Beijing then warned state-linked firms not to buy Nvidia products over national-security concerns and urged procurement of domestic alternatives such as Huawei’s Ascend line. The result: A market once responsible for roughly a quarter of Nvidia’s data-center revenue has vanished almost overnight.
Huang’s frustration seems as much economic as political. “I can’t imagine any policymaker thinking that [the policy is] a good idea,” he said, referring to U.S. policy that has excluded Nvidia from the country and calling China the world’s second-largest market for computing with a “vibrant ecosystem.” The company has long argued that cutting off U.S. suppliers will only accelerate China’s domestic push to build its own AI-grade silicon — and in doing so, erode U.S. leverage over the global tech supply chain.

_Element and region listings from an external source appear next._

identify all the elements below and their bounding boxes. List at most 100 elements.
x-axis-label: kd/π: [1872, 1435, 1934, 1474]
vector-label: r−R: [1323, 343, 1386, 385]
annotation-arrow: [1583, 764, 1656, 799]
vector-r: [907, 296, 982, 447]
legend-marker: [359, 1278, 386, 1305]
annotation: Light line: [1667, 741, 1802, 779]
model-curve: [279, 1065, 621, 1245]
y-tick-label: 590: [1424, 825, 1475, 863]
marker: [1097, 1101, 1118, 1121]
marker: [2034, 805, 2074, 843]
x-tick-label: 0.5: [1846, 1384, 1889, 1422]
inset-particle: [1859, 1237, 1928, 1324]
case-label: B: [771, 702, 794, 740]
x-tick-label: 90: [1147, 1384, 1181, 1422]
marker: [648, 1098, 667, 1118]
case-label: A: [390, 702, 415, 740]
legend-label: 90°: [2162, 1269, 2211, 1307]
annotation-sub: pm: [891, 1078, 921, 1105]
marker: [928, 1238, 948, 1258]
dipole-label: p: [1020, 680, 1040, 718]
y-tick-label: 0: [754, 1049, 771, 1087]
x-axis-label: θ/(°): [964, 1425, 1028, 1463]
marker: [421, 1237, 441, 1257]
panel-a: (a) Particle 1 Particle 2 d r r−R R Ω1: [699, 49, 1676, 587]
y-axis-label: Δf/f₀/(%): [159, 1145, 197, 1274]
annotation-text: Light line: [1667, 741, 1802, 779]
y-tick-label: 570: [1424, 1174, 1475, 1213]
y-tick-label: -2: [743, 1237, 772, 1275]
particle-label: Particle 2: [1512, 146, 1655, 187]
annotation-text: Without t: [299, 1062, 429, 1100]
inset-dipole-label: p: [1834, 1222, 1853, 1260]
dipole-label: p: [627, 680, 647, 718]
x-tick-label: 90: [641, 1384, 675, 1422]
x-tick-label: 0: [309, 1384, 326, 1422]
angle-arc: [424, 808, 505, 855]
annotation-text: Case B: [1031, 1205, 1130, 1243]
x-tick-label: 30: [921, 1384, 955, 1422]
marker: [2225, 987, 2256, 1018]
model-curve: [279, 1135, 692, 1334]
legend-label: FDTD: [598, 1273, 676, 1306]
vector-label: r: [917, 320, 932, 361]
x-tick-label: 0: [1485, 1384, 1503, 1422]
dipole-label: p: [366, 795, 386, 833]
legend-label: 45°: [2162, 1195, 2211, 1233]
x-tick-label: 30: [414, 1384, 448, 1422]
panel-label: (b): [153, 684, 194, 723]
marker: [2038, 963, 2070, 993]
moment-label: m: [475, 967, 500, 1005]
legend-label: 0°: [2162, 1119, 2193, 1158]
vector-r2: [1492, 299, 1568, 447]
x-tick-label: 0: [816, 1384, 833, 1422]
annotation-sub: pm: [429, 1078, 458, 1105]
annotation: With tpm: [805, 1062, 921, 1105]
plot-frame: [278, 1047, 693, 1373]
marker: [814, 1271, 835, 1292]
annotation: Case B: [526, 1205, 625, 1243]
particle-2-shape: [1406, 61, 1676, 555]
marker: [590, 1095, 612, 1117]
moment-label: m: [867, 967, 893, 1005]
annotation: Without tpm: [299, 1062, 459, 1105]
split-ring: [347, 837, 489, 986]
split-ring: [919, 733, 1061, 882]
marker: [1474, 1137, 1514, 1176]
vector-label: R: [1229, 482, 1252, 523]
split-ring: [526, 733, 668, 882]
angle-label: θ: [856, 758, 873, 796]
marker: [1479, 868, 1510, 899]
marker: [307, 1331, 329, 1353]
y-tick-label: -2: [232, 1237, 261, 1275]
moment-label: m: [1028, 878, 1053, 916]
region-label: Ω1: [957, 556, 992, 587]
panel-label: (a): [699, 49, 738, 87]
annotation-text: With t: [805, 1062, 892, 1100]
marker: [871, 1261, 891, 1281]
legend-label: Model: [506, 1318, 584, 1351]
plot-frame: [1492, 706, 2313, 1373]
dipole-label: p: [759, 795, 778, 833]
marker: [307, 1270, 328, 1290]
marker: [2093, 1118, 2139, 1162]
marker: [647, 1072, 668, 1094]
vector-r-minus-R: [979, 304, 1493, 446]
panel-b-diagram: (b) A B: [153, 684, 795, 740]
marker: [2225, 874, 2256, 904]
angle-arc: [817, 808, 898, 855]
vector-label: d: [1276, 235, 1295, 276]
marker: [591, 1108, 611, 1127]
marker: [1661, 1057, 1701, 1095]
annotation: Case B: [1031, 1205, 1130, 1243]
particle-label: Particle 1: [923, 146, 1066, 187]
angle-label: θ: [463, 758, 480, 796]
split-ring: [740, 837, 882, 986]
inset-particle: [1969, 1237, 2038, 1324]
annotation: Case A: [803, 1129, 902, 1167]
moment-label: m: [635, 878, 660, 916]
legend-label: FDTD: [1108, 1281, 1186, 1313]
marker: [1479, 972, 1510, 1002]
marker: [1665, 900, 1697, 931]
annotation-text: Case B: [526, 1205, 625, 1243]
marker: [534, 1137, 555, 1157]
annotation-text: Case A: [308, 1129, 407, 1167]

Still, Nvidia’s stock barely flinched last week. Investors have largely already priced in the China loss, viewing it as the cost of doing business in an era where industrial policy sets the boundaries of growth. The company’s share price has more than tripled in the past two years as hyperscalers in the U.S., Europe, and the Middle East race to build “AI factories” and keep ordering chips by the gigawatt.
For now, Huang seems to be treating China as an empty column on the spreadsheet — and betting that, even if nothing changes in the country, the rest of the world’s appetite for compute will keep the lights on. “Zero” may simply be the new baseline for doing good business in an age of tech protectionism.